In looking at the effect of Thanksgiving on Whatcom County and how it fared compared to Benton County, I used data from the “Github” archive provided by the Johns Hopkins Corona Virus Resource Center for two 17-day periods. The first 17-day period represents the run-up to Thanksgiving, November 7th to 24th and the second, the post-Thanksgiving period in which the surge, if any, would occur, November 24th to December 11th. If the Thanksgiving surge occurred one expects the latter period to show a higher increase in cases than the former period. If political orientation continues to play a role, one would expect the Thanksgiving surge to be higher in Benton County.
In the 17-day run-up to Thanksgiving, Whatcom County’s Covid-19 case count increased by 30.34%, from 1,694 on November 7th to 2,208 on November 24th, a difference of 514 cases. In the 17-day post-Thanksgiving period, its case count increased by 28.35%, from 2,208 on November 24th to 2,834 on December 11th, a difference of 626 cases. So, while there was a higher case count in the latter period, it was not as high as would have been the case under a scenario where they increased by 30.34% or higher, which would have led to 2,878 or more cases by December 11th. In this sense, Whatcom County can be added to the areas where the surge was not as bad as expected.
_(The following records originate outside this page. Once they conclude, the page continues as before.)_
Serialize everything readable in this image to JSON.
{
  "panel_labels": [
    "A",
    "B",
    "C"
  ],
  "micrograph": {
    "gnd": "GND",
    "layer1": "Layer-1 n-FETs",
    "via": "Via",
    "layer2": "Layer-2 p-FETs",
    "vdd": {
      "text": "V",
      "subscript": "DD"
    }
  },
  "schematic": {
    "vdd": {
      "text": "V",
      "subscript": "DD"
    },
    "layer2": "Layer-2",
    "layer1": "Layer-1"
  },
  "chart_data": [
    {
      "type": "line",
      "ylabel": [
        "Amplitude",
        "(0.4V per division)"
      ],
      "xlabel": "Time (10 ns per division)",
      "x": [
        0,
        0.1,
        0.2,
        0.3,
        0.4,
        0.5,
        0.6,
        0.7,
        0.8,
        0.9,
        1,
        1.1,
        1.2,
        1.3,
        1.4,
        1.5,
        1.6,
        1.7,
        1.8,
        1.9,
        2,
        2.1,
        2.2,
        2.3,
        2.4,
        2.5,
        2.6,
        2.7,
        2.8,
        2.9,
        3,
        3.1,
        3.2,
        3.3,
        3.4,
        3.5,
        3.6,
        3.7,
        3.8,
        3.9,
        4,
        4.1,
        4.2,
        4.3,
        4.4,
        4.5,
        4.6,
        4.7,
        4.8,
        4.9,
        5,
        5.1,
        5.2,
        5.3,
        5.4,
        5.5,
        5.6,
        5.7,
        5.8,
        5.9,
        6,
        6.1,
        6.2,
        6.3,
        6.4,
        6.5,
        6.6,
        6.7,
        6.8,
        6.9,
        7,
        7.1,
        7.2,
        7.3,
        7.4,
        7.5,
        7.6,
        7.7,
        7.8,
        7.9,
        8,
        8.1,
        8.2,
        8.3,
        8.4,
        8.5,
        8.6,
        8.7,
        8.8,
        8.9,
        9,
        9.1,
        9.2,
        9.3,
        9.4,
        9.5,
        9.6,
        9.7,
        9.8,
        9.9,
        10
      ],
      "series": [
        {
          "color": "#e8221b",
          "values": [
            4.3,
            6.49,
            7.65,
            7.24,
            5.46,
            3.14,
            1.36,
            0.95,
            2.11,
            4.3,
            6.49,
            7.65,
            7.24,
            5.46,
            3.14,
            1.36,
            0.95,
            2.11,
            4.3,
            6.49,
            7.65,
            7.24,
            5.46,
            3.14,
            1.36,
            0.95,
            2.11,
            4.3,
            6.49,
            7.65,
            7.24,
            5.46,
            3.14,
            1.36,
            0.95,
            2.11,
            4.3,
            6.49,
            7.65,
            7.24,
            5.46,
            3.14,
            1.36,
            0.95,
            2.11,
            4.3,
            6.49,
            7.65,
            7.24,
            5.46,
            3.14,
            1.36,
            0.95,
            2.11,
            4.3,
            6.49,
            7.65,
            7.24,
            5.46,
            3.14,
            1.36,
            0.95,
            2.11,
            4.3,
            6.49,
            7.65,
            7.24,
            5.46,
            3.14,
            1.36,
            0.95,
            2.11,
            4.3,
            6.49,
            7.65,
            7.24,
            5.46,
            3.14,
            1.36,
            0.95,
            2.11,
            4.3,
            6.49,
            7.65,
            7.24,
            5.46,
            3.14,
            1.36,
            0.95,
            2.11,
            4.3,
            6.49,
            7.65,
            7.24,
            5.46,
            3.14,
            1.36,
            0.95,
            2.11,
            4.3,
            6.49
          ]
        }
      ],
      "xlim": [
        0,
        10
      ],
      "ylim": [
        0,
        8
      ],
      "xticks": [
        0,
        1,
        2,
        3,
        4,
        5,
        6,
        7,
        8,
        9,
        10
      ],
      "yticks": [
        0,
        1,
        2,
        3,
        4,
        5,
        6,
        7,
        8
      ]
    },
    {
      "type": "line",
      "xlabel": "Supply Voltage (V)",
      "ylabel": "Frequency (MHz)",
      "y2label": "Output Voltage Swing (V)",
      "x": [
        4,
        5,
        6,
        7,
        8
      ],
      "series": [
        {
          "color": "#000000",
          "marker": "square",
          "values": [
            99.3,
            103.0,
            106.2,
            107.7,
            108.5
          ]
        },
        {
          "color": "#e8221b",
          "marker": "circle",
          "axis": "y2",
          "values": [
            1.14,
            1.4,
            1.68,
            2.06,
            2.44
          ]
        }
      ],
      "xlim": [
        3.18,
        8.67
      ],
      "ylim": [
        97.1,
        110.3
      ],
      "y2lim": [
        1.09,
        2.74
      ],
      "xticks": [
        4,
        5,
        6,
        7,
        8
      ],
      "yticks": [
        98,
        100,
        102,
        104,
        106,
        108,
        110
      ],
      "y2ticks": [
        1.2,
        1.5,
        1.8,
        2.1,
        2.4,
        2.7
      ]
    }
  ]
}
Benton County followed a path similar to Whatcom. In the 17-day run-up to Thanksgiving, its Covid-19 case count increased by 29.15%, from 5,808 to 7,501, a difference of 1,693 cases. In the 17-day Post-Thanksgiving period, its case count increased by 27.48%, from 7,501 to 9,562, a difference of 2,061 cases. As was the case in Whatcom County, there was a higher case count in the latter period, but it was not as high as would have been the case under a scenario where they increased by 29.15% or higher, which would have led to 9,688 or more cases by December 11th. In this sense, Benton County also can be added to the areas where the surge was not as bad as expected.
With an estimated 2020 population of 228,000, Whatcom County has approximately 22,000 more people than Benton County. However, Benton County has about 3.4 times more Covid-19 cases as of December 11th, 2020: 9,562 v. 2,834. As pointed out earlier, the “Republican” political orientation of Benton County and its disdain for basic protection measures such as mask-wearing and social distancing is a likely contributor to this difference. However, the fact that Benton County is now posting lower relative increases in Covid-19 cases is a sign that these attitudes may be changing, something that might be be due to the efforts of General James Mattis, USMC Ret, - who was born in Pullman (Whitman County) and raised in Richland (Benton County) - to “de-politicize” basic public health measures. Perhaps his efforts have also led to wider acceptance of these same measures in northeastern portions of Whatcom County, which share a political orientation in common with Benton County.